The relation between alcohol and cardiovascular disease in Eastern Europe: explaining the paradox

  1. Annie Britton,
  2. Martin McKee
  1. European Centre on Health of Societies in Transition, London School of Hygiene and Tropical Medicine, Keppel Street, London WC1E 7HT
  1. Professor McKee
  • Accepted 29 September 1999

Abstract

BACKGROUND Recent evidence from Eastern Europe of a positive association between alcohol and cardiovascular disease has challenged the prevailing view that drinking is cardioprotective. Consuming amounts of alcohol comparable to those consumed in France has been linked to detrimental cardiovascular effects. One possibility is that this could be related to the particular consequences of binge drinking, which is common in Russia.

METHODS A systematic review of literature on the relation between cardiovascular disease and heavy drinking and irregular (binge) drinking.

RESULTS Most existing reviews of the relation between alcohol and cardiovascular disease have examined the amount drunk per week or month and have not looked at the pattern of drinking.

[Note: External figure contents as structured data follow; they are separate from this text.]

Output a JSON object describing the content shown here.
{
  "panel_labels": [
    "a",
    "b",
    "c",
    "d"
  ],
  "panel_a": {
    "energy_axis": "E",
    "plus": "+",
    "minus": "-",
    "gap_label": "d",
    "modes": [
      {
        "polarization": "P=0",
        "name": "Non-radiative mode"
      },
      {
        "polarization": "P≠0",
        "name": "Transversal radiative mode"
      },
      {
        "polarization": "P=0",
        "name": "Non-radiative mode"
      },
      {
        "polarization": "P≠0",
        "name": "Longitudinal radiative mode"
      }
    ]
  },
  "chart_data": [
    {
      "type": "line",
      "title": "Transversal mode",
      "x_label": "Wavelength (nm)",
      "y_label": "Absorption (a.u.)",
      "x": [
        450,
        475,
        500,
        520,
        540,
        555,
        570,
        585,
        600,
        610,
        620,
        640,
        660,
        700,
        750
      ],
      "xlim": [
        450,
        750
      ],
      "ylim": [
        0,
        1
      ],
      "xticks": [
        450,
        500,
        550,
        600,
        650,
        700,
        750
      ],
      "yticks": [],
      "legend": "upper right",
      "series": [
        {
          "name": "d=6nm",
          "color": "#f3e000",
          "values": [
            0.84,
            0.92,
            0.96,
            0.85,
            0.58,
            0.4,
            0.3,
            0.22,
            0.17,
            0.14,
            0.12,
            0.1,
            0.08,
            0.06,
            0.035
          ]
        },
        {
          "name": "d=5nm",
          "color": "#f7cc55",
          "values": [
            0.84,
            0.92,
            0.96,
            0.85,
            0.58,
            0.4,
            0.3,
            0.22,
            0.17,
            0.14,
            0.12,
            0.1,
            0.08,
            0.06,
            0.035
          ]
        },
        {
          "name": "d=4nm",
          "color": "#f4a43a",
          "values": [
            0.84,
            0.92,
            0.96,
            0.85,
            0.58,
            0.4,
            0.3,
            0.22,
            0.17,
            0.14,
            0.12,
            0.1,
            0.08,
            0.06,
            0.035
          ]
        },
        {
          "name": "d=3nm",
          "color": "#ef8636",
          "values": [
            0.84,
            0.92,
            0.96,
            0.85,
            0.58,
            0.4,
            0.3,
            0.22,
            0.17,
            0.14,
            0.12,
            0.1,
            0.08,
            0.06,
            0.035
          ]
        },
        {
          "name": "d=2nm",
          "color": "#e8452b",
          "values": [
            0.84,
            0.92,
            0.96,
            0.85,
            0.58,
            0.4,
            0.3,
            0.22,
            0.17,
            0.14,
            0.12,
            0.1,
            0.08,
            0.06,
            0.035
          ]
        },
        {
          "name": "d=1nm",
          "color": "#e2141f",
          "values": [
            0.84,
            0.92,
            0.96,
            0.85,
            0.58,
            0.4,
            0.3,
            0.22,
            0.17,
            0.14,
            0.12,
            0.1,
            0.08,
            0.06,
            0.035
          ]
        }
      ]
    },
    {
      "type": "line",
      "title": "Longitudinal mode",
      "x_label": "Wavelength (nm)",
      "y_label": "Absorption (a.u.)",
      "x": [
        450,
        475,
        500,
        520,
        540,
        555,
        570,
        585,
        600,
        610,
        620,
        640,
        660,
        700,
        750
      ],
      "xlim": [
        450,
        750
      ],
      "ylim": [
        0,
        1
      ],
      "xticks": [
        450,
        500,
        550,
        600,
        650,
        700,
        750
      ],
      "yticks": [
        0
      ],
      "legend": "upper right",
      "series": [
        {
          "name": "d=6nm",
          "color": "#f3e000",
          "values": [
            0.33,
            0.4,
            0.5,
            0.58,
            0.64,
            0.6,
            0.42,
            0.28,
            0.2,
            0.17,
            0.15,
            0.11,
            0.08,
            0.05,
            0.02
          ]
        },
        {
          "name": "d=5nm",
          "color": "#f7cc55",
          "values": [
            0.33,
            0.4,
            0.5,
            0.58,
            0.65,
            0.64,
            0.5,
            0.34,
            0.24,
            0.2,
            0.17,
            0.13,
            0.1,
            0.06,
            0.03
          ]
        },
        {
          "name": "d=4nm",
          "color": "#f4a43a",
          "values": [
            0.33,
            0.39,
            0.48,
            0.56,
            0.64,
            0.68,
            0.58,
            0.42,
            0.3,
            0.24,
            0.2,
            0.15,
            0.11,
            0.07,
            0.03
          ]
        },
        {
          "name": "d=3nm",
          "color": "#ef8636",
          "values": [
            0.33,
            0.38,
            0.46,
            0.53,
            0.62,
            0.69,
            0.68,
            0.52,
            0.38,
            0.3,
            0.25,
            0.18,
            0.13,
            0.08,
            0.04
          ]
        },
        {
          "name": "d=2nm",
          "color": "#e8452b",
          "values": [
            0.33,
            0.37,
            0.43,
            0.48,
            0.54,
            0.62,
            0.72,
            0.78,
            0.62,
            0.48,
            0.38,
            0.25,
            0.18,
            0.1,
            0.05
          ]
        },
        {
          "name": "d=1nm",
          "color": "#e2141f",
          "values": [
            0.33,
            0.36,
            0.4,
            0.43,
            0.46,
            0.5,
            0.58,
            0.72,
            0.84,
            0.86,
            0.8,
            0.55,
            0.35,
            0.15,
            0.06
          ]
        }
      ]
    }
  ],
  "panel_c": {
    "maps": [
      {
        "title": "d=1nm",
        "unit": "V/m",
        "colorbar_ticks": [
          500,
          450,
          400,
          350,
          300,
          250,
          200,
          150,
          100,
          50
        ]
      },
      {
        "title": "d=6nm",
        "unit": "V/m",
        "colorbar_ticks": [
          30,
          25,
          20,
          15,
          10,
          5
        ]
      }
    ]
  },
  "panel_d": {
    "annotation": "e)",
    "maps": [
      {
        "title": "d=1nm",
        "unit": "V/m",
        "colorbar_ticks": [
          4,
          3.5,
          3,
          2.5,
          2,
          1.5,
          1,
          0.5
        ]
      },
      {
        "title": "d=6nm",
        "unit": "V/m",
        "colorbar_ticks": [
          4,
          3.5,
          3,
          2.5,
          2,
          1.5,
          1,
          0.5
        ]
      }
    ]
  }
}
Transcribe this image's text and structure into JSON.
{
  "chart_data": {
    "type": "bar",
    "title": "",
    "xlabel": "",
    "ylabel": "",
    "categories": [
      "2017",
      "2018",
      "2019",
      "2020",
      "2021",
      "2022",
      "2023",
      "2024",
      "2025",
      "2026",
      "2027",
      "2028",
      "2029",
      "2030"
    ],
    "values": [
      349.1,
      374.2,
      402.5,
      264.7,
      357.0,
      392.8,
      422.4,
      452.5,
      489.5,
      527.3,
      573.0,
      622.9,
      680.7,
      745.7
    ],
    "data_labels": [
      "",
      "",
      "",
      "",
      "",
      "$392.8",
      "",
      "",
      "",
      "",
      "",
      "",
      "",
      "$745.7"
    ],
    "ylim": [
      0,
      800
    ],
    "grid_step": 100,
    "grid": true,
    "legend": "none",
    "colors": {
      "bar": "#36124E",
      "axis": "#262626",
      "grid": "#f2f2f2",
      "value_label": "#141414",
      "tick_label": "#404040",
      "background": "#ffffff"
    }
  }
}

These have consistently shown that alcohol has a cardioprotective effect, even at high levels of consumption. In contrast, studies that have looked at pattern of drinking, either directly, or indirectly, using indicators such as frequency of hangovers or reports of the consequences of drunkenness, have consistently found an invcreased risk of cardiovascular death, particularly sudden death. A separate review of the physiological basis for a difference between regular heavy drinking and heavy binge drinking demonstrates that the two types of drinking have quite different effects.

CONCLUSION An association between binge drinking and cardiovascular death meets the standard criteria for causality. It is important that future studies of alcohol related harm examine the pattern of drinking as well as the amount drunk.

Footnotes

  • Funding: this research was funded by the UK Department for International Development. However DfID can accept no responsibility for the views expressed.